- Type: Formation
- Underlies: Cutoff Shale
- Thickness: 1,000 m (3,300 ft)

Lithology
- Primary: Limestone
- Other: Shale, sandstone

Location
- Coordinates: 31°51′03″N 104°58′54″W﻿ / ﻿31.8508°N 104.9817°W
- Region: Texas New Mexico
- Country: United States

Type section
- Named for: Bone Spring Canyon
- Named by: Blanchard and Davis
- Year defined: 1929

= Bone Spring Formation =

Geologic formation in Texas and New Mexico, US

The Bone Spring Formation is a geologic formation found in the Delaware Basin in Texas and New Mexico. It preserves fossils dating back to the Leonardian Age of the Permian Period.

==Description==
The formation consists of dark gray deep marine limestone interbedded with shale and sandstone interpreted as turbidites. The total thickness is about 1000 meters. The base of the formation is largely concealed in the subsurface, and the formation is overlain by the Cutoff Shale. The formation grades laterally into the Victorio Peak Formation.

The uppermost shale beds of the formation have been assigned to the Avalon Shale.

==Fossils==
The formation contains fossils of the brachiopods Productus leonardensis, Marginifera cristobalensis, Pugnoides texanus, P. bidentatus, and Composita mexicana; the ammonites Peritrochia erebus, Paracelites elegans, Agathiceras texanum, and Perrinites.
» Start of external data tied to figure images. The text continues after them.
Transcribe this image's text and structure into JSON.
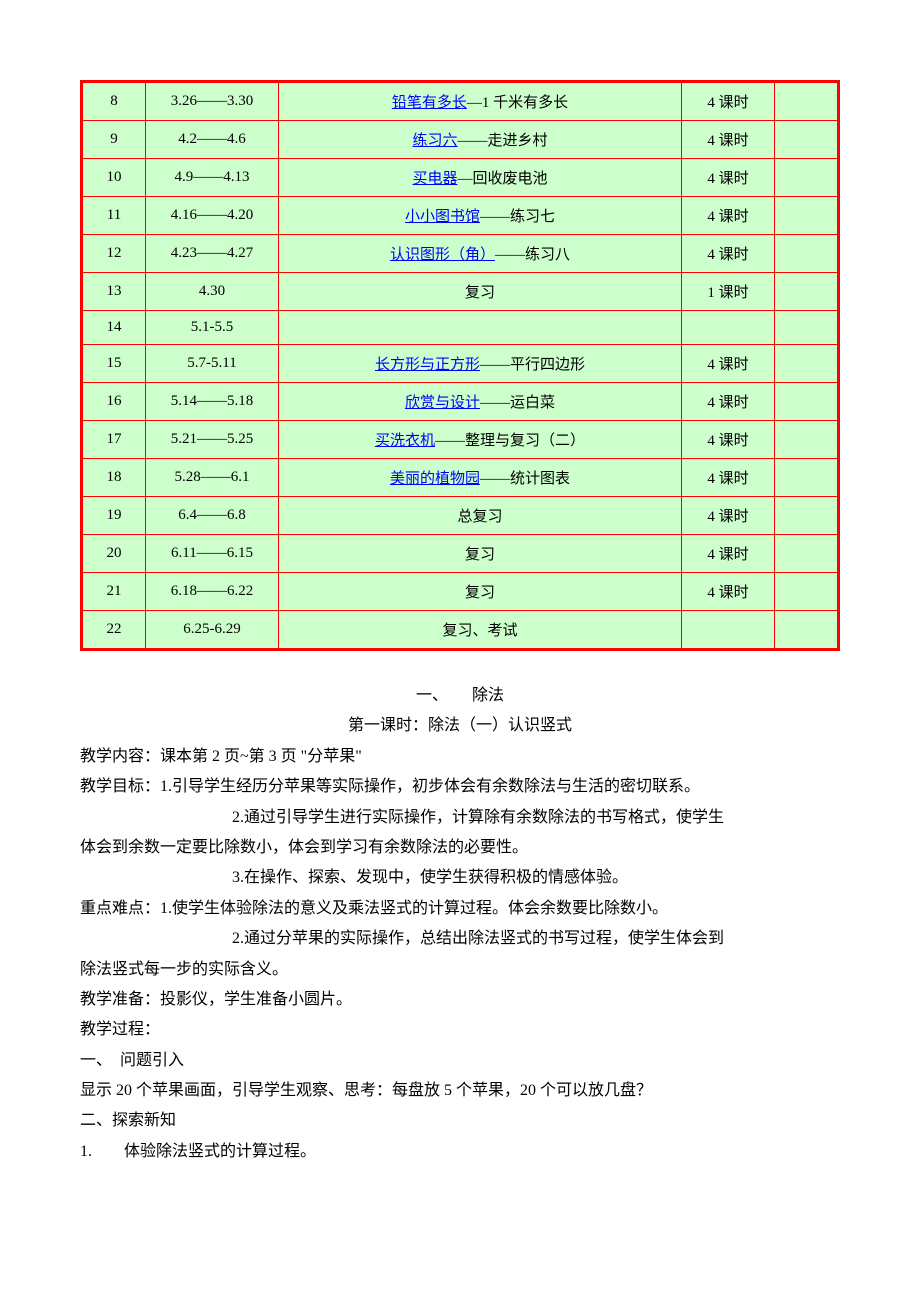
{
  "table": {
    "rows": [
      {
        "num": "8",
        "date": "3.26——3.30",
        "link": "铅笔有多长",
        "sep": "—",
        "rest": "1 千米有多长",
        "hours": "4 课时"
      },
      {
        "num": "9",
        "date": "4.2——4.6",
        "link": "练习六",
        "sep": "——",
        "rest": "走进乡村",
        "hours": "4 课时"
      },
      {
        "num": "10",
        "date": "4.9——4.13",
        "link": "买电器",
        "sep": "—",
        "rest": "回收废电池",
        "hours": "4 课时"
      },
      {
        "num": "11",
        "date": "4.16——4.20",
        "link": "小小图书馆",
        "sep": "——",
        "rest": "练习七",
        "hours": "4 课时"
      },
      {
        "num": "12",
        "date": "4.23——4.27",
        "link": "认识图形（角）",
        "sep": "——",
        "rest": "练习八",
        "hours": "4 课时"
      },
      {
        "num": "13",
        "date": "4.30",
        "link": "",
        "sep": "",
        "rest": "复习",
        "hours": "1 课时"
      },
      {
        "num": "14",
        "date": "5.1-5.5",
        "link": "",
        "sep": "",
        "rest": "",
        "hours": ""
      },
      {
        "num": "15",
        "date": "5.7-5.11",
        "link": "长方形与正方形",
        "sep": "——",
        "rest": "平行四边形",
        "hours": "4 课时"
      },
      {
        "num": "16",
        "date": "5.14——5.18",
        "link": "欣赏与设计",
        "sep": "——",
        "rest": "运白菜",
        "hours": "4 课时"
      },
      {
        "num": "17",
        "date": "5.21——5.25",
        "link": "买洗衣机",
        "sep": "——",
        "rest": "整理与复习（二）",
        "hours": "4 课时"
      },
      {
        "num": "18",
        "date": "5.28——6.1",
        "link": "美丽的植物园",
        "sep": "——",
        "rest": "统计图表",
        "hours": "4 课时"
      },
      {
        "num": "19",
        "date": "6.4——6.8",
        "link": "",
        "sep": "",
        "rest": "总复习",
        "hours": "4 课时"
      },
      {
        "num": "20",
        "date": "6.11——6.15",
        "link": "",
        "sep": "",
        "rest": "复习",
        "hours": "4 课时"
      },
      {
        "num": "21",
        "date": "6.18——6.22",
        "link": "",
        "sep": "",
        "rest": "复习",
        "hours": "4 课时"
      },
      {
        "num": "22",
        "date": "6.25-6.29",
        "link": "",
        "sep": "",
        "rest": "复习、考试",
        "hours": ""
      }
    ]
  },
  "section": {
    "title1": "一、　　除法",
    "title2": "第一课时：除法（一）认识竖式",
    "p1": "教学内容：课本第 2 页~第 3 页 \"分苹果\"",
    "p2": "教学目标：1.引导学生经历分苹果等实际操作，初步体会有余数除法与生活的密切联系。",
    "p3": "2.通过引导学生进行实际操作，计算除有余数除法的书写格式，使学生",
    "p3b": "体会到余数一定要比除数小，体会到学习有余数除法的必要性。",
    "p4": "3.在操作、探索、发现中，使学生获得积极的情感体验。",
    "p5": "重点难点：1.使学生体验除法的意义及乘法竖式的计算过程。体会余数要比除数小。",
    "p6": "2.通过分苹果的实际操作，总结出除法竖式的书写过程，使学生体会到",
    "p6b": "除法竖式每一步的实际含义。",
    "p7": "教学准备：投影仪，学生准备小圆片。",
    "p8": "教学过程：",
    "p9": "一、　问题引入",
    "p10": "显示 20 个苹果画面，引导学生观察、思考：每盘放 5 个苹果，20 个可以放几盘？",
    "p11": "二、探索新知",
    "p12": "1.　　体验除法竖式的计算过程。"
  }
}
==History of investigation==
The formation was first designated the Bone Springs Limestone by Blanchard and Davis in 1929. It has subsequently been demoted to membership as the Bone Canyon Member of the Leonard Formation, renamed the Bone Spring Limestone, and most recently redesigned the Bone Spring Formation. The Cutoff Shale was removed as a separate formation in 1964.

==Economic geology==
The sandstones of the Bone Spring Formation are important petroleum reservoirs with estimated reserves in 1997 of 300,000–375,000 bbl. The formation lies deep in the subsurface in the Delaware Basin, where its shale facies is known as the Avalon Shale.